Feb 14 2006
Two years of maintenance therapy with rituximab dramatically improves the chances of survival for patients suffering from one of the most frequent forms of lymphoma, indolent non-Hodgkin's Lymphoma (NHL).
The EORTC 20981 trial reveals that rituxibam maintenance treatment prologns progression free survival by about 2,5 years, irrespective of initial treatment. Moreover, the risk of death is halved for patients who receive rituximab maintenance therapy, compared to those who receive no maintenance treatment. The outcome of the clinical trial was presented at the 47th annual meeting of the American Society of Hematology in Atlanta, USA, late last year. The final report of the trial is about to be published shortly.
Professor Marinus van Oers M.D. from the Academic Medical Center of the University of Amsterdam, lead investigator of the EORTC pivotal study together with her colleague Professor Anton Hagenbeek, said: "Our trial confirms that rituximab maintenance therapy is highly beneficial for all patients, including those who have already received rituximab as part of their initial therapy. We have not seen such an impressive improvement in progression free and overall survival for indolent NHL in the last 30 years. Maintenance therapy with rituximab may well become the new standard of care for these patients."

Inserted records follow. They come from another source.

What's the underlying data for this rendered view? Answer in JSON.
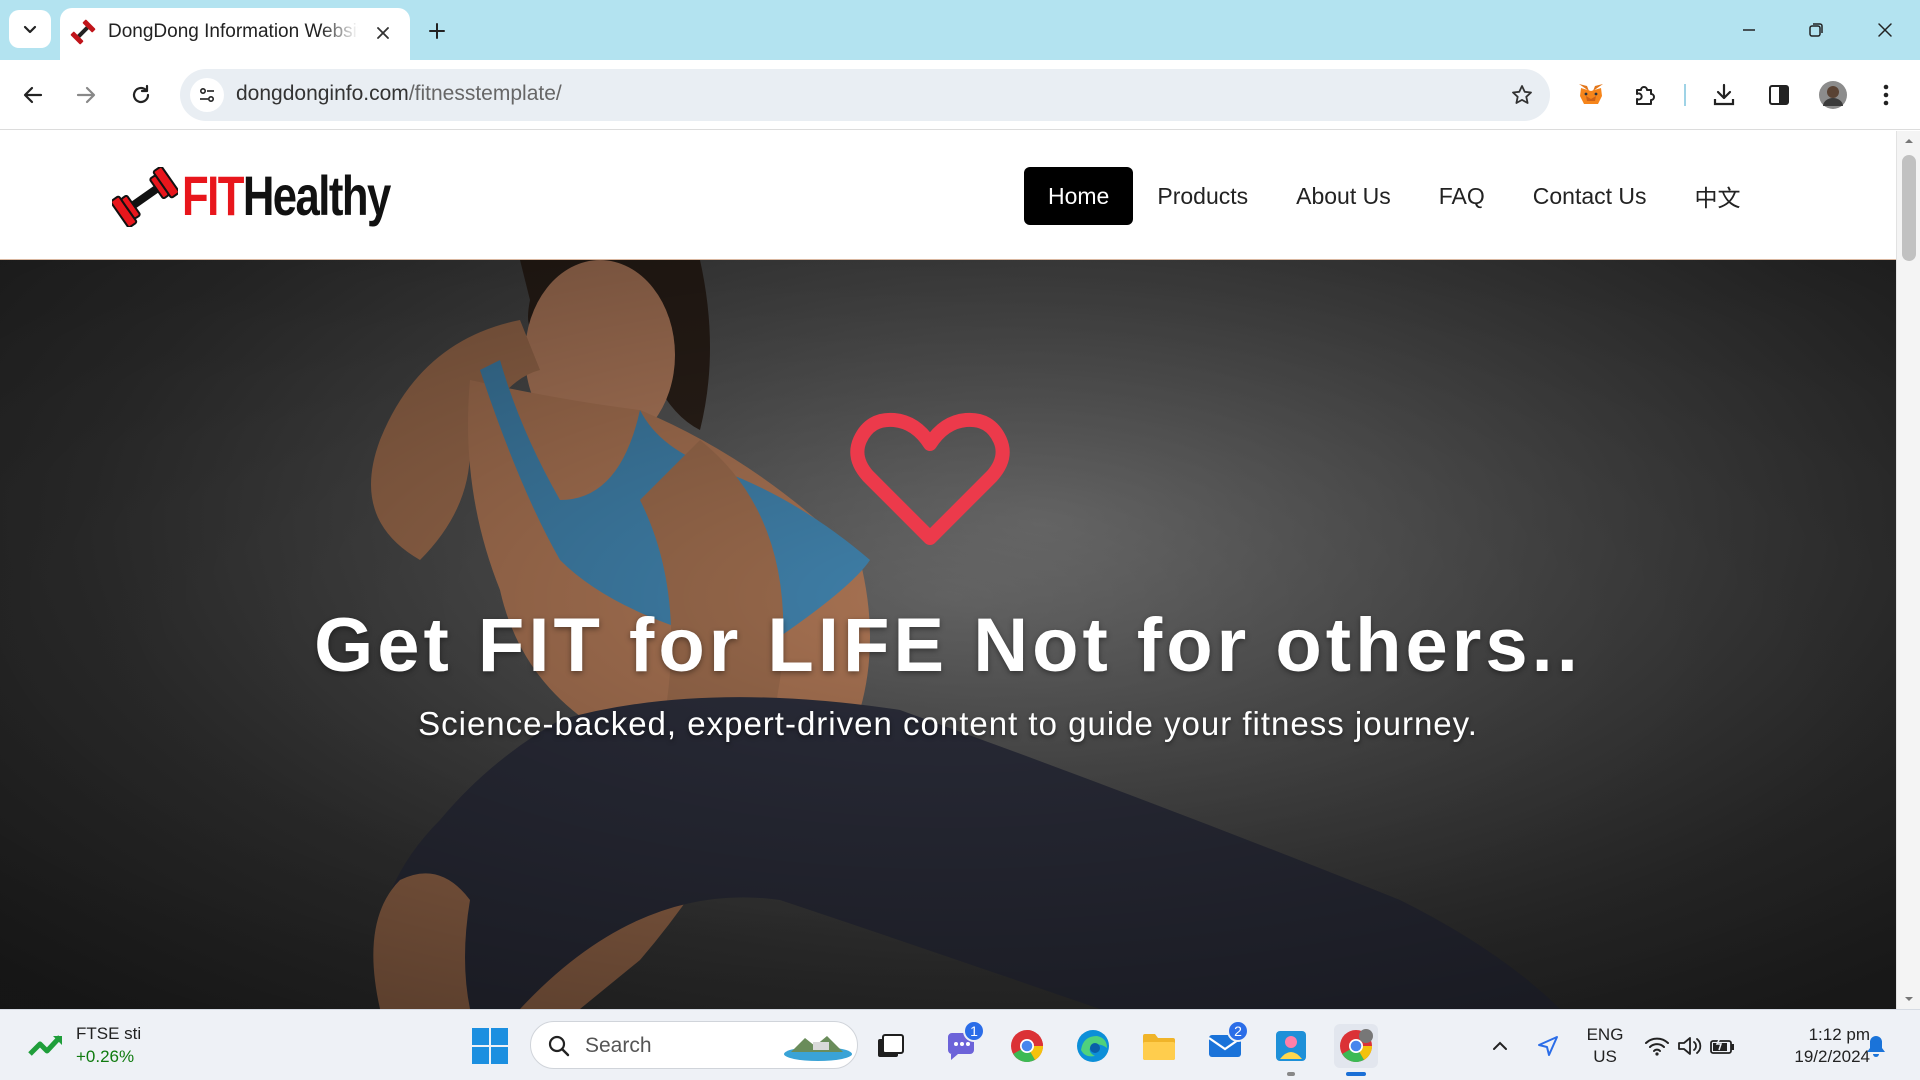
{
  "browser": {
    "tab_title": "DongDong Information Website",
    "url_domain": "dongdonginfo.com",
    "url_path": "/fitnesstemplate/",
    "icons": [
      "tab-list-icon",
      "close-icon",
      "plus-icon",
      "minimize-icon",
      "restore-icon",
      "back-icon",
      "forward-icon",
      "reload-icon",
      "site-info-icon",
      "star-icon",
      "metamask-icon",
      "extensions-icon",
      "download-icon",
      "side-panel-icon",
      "profile-avatar",
      "more-icon"
    ]
  },
  "site": {
    "logo": {
      "fit": "FIT",
      "healthy": "Healthy"
    },
    "nav": [
      "Home",
      "Products",
      "About Us",
      "FAQ",
      "Contact Us",
      "中文"
    ],
    "active_nav": "Home",
    "hero": {
      "title": "Get FIT for LIFE Not for others..",
      "subtitle": "Science-backed, expert-driven content to guide your fitness journey.",
      "heart_color": "#ec3a4b"
    },
    "accent_color": "#e8161c"
  },
  "taskbar": {
    "widget": {
      "name": "FTSE sti",
      "change": "+0.26%"
    },
    "search_placeholder": "Search",
    "badges": {
      "teams": "1",
      "mail": "2"
    },
    "language": {
      "line1": "ENG",
      "line2": "US"
    },
    "clock": {
      "time": "1:12 pm",
      "date": "19/2/2024"
    }
  }
}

"We are conscious that these results open a new era in the management of indolent NHL", comments William M. Burns, CEO of the Pharmaceuticals Division at Roche. Based on the findings of the EORTC 20981 trial, Roche has filed with the European authorities for a label extension for rituximab (Mabthera) maintenance therapy for patients suffering from indolent lymphoma. In Western Europe alone, 20,000 people are newly diagnosed with indolent NHL every year, and around 40,000 are being treated for this disease.

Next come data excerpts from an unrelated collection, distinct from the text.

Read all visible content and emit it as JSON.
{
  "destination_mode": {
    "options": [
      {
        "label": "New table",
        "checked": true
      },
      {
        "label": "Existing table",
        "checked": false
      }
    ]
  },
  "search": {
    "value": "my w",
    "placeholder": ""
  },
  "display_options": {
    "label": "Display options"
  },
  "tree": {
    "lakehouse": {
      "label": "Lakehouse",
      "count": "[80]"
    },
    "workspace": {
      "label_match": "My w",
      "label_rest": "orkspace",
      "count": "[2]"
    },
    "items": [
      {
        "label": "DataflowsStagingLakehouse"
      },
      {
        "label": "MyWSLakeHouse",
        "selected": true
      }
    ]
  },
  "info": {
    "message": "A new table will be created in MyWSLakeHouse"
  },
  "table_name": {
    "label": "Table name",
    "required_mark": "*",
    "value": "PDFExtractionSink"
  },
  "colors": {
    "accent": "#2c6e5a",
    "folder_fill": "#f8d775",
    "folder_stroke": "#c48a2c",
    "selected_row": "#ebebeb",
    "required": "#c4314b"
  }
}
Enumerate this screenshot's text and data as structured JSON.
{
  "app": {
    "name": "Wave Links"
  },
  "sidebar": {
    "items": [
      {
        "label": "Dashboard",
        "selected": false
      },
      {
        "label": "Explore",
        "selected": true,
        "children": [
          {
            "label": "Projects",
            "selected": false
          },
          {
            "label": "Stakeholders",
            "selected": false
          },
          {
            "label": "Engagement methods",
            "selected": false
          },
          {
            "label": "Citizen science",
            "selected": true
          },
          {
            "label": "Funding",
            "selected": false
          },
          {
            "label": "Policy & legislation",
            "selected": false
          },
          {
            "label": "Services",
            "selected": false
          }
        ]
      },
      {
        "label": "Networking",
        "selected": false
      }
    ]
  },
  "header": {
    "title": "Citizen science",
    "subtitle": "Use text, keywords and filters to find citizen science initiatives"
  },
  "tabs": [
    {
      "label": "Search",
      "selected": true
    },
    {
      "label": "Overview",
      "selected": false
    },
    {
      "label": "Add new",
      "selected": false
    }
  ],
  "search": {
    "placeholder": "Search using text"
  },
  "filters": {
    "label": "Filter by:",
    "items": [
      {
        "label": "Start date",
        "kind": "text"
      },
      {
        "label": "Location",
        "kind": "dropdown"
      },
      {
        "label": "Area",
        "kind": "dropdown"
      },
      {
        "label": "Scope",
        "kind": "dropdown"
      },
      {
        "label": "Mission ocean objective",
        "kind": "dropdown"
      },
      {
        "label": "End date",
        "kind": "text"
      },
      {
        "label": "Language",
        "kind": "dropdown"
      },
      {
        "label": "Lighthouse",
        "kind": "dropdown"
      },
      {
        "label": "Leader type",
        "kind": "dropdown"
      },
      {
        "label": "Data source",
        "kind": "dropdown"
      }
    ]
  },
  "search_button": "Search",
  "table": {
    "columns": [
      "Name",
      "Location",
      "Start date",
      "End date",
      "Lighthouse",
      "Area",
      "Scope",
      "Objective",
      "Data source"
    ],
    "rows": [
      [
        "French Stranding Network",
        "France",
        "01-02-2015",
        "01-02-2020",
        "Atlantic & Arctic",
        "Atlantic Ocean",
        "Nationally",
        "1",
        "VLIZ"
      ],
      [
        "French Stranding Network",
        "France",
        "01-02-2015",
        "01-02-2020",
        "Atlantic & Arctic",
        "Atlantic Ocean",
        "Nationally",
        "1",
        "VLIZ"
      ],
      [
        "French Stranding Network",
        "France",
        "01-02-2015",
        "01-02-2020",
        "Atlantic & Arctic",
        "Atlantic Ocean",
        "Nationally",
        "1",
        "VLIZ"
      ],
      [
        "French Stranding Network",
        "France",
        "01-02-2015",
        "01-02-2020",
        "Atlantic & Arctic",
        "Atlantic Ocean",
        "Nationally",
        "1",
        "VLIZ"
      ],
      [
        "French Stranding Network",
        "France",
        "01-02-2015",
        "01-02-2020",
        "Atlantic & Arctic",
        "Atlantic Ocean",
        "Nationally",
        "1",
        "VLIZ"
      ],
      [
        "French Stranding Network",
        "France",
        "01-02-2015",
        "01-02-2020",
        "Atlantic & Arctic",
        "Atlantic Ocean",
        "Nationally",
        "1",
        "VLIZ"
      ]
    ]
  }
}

"Besides being a scientific breakthrough, this exemplifies nicely the extent to which the pharmaceutical sector also depends on academic clinical research. One of the aims of EORTC is to bring about innovation in the clinical practice by exploring how drugs already on the market may be used more effectively. The patients, the scientific community and the pharmaceutical industry clearly benefit from our findings: If we hadn’t initiated the trial on this ‘academic question’ about rituximab in the first place, no label extension would have been filed", concludes Patrick Therasse, Director of the EORTC Data Center.

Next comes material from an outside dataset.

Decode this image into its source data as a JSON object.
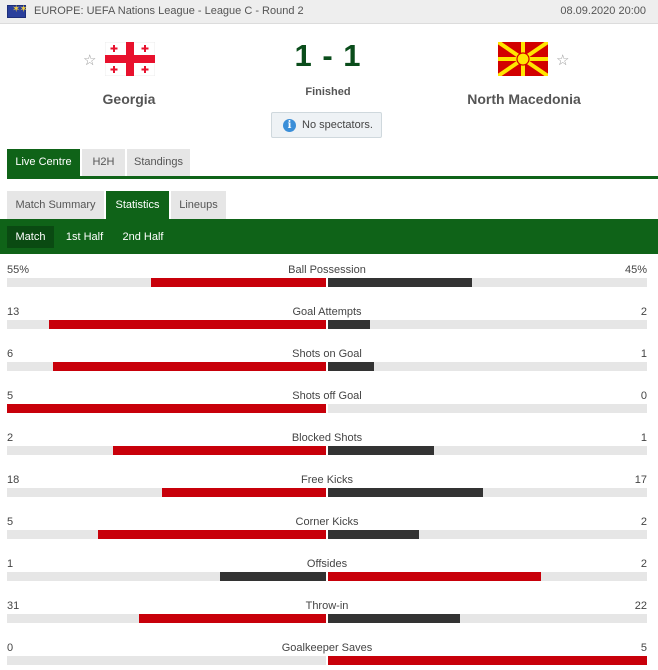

"Which is why policymakers and health care providers committed to promote innovation in clinical practice in Europe should keep this interdependence in mind and promote multi-centre academic clinical research - both by providing appropriate funding and by ensuring that the legal frameworks are conducive to transnational academic clinical trials." adds Francoise Meunier, Director General of the EORTC.